Since December, more than 37,000 people, mostly wives and children of jihadist fighters, have fled out into SDF-held areas, the Observatory says.
That figure includes some 3,400 suspected jihadists detained by the SDF, according to the monitor, which relies on sources inside Syria for its information.
The SDF holds hundreds of foreigners accused of belonging to the extremist group in its custody, as well as members of their families.
They have urged Western governments to repatriate their nationals, but politicians abroad have been reluctant.
Relatives at home fear alleged foreign jihadists may end up facing tough justice in Iraq instead, where Human Rights Watch warned they could face "torture and unfair trials".
The issue of jihadist repatriation has come into sharper focus since the United States in December announced its military withdrawal from Syria.

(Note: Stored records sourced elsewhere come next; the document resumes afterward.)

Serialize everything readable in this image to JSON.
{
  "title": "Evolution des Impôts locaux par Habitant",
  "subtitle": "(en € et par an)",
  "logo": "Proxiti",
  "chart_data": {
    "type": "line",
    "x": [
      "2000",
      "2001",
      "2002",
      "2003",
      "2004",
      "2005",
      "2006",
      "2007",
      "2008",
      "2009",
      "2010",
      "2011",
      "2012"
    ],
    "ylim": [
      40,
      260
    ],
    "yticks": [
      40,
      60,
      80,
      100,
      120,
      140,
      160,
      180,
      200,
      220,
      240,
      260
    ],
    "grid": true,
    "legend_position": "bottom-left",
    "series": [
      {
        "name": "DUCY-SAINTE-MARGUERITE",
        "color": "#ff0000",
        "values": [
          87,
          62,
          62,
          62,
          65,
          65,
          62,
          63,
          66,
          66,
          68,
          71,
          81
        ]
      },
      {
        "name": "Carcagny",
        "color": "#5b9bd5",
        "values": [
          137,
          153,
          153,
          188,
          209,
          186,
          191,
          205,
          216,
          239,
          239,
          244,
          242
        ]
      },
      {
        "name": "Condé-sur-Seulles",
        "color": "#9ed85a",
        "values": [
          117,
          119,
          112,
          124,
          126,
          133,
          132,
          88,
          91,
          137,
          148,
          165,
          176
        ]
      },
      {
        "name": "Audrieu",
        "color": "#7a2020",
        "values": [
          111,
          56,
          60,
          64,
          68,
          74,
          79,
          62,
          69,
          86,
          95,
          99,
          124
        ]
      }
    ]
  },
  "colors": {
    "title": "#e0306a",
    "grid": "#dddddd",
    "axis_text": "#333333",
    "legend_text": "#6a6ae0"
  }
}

That announcement has seen the Kurds warn they may struggle to keep jihadists in jail, and pushed them to seek a new ally in the Damascus regime to prevent a long threatened Turkish offensive.
While the Kurdish People's Protection Units (YPG) have been a key US ally in the fight against IS, Ankara views them as "terrorists".
Syria's Kurds have largely stayed out of the country's civil war, instead building semi-autonomous institutions in northern and northeastern regions they control.
Syria's conflict has killed more than 360,000 people and displaced millions since erupting eight years ago after a brutal crackdown of anti-government protests.
Rebels and jihadists seized large parts of the country in the first years of the war.
But President Bashar al-Assad's regime has made a military comeback with Russian military support since 2015, and now holds almost two-thirds of the country.
SDF-held areas make up a third of the whole country, and Damascus has repeatedly said it would eventually see them revert to government control.